Sri Lanka has signed an agreement with the World Bank for US$125m in credit to aid in the modernisation of its agriculture sector.
The funds will be invested in improving efficiency and creating an attractive, modern business by focusing on higher-value produce, such as fruits and vegetables, and promoting commercial and export-viable agriculture.
“Sri Lanka’s history is deeply rooted in agriculture and its paddy cultivation tradition. Past practices can inform the future by preserving and building on the country’s farming traditions. There is now space to diversify and promote high-value, export-oriented food crops,” explained Idak Pswarayi-Riddihough, World Bank country director for Sri Lanka and the Maldives. “This shift is crucial for income growth, poverty reduction, reducing inequality and better nutritional outcomes. The new approach corresponds directly with World Bank Group’s twin goals.”
Investments will also be made in modern technology, building farmer organisations and supporting agriculture policy development.

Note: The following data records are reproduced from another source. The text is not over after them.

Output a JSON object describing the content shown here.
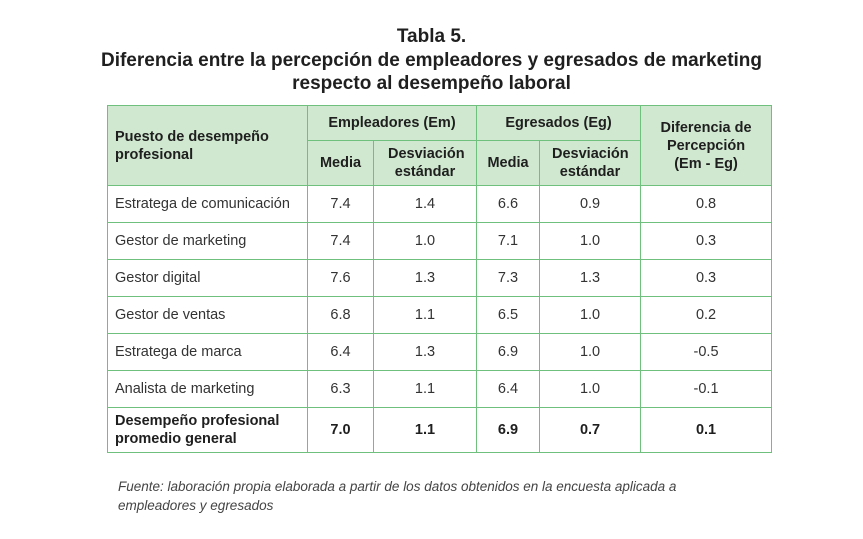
{
  "title": {
    "line1": "Tabla 5.",
    "line2": "Diferencia entre la percepción de empleadores y egresados de marketing",
    "line3": "respecto al desempeño laboral"
  },
  "table": {
    "header": {
      "puesto": "Puesto de desempeño profesional",
      "empleadores": "Empleadores (Em)",
      "egresados": "Egresados (Eg)",
      "diferencia": "Diferencia de Percepción (Em - Eg)",
      "media": "Media",
      "desviacion": "Desviación estándar"
    },
    "rows": [
      {
        "puesto": "Estratega de comunicación",
        "em_media": "7.4",
        "em_desv": "1.4",
        "eg_media": "6.6",
        "eg_desv": "0.9",
        "dif": "0.8"
      },
      {
        "puesto": "Gestor de marketing",
        "em_media": "7.4",
        "em_desv": "1.0",
        "eg_media": "7.1",
        "eg_desv": "1.0",
        "dif": "0.3"
      },
      {
        "puesto": "Gestor digital",
        "em_media": "7.6",
        "em_desv": "1.3",
        "eg_media": "7.3",
        "eg_desv": "1.3",
        "dif": "0.3"
      },
      {
        "puesto": "Gestor de ventas",
        "em_media": "6.8",
        "em_desv": "1.1",
        "eg_media": "6.5",
        "eg_desv": "1.0",
        "dif": "0.2"
      },
      {
        "puesto": "Estratega de marca",
        "em_media": "6.4",
        "em_desv": "1.3",
        "eg_media": "6.9",
        "eg_desv": "1.0",
        "dif": "-0.5"
      },
      {
        "puesto": "Analista de marketing",
        "em_media": "6.3",
        "em_desv": "1.1",
        "eg_media": "6.4",
        "eg_desv": "1.0",
        "dif": "-0.1"
      }
    ],
    "total": {
      "puesto": "Desempeño profesional promedio general",
      "em_media": "7.0",
      "em_desv": "1.1",
      "eg_media": "6.9",
      "eg_desv": "0.7",
      "dif": "0.1"
    }
  },
  "source": "Fuente: laboración propia elaborada a partir de los datos obtenidos en la encuesta aplicada a empleadores y egresados",
  "colors": {
    "border": "#6fbf7d",
    "header_bg": "#cfe8cf"
  }
}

“This project aims to demonstrate new agricultural practices and institutional arrangements in the project areas, linking smallholder farmers into modern agriculture value chains and creating attractive jobs, including for women and young people” said Ulrich Schmitt, programme leader at the World Bank. “Innovation and new technology will help improve not only the sector’s economic efficiency but also enhance resilience to natural disasters and climate change.”
The World Bank said in a statement released 17 January that some 30,000 smallholder farm households will benefit directly from the programme, which will be implemented by Sri Lanka’s Ministry of Primary Industries and Ministry of Agriculture.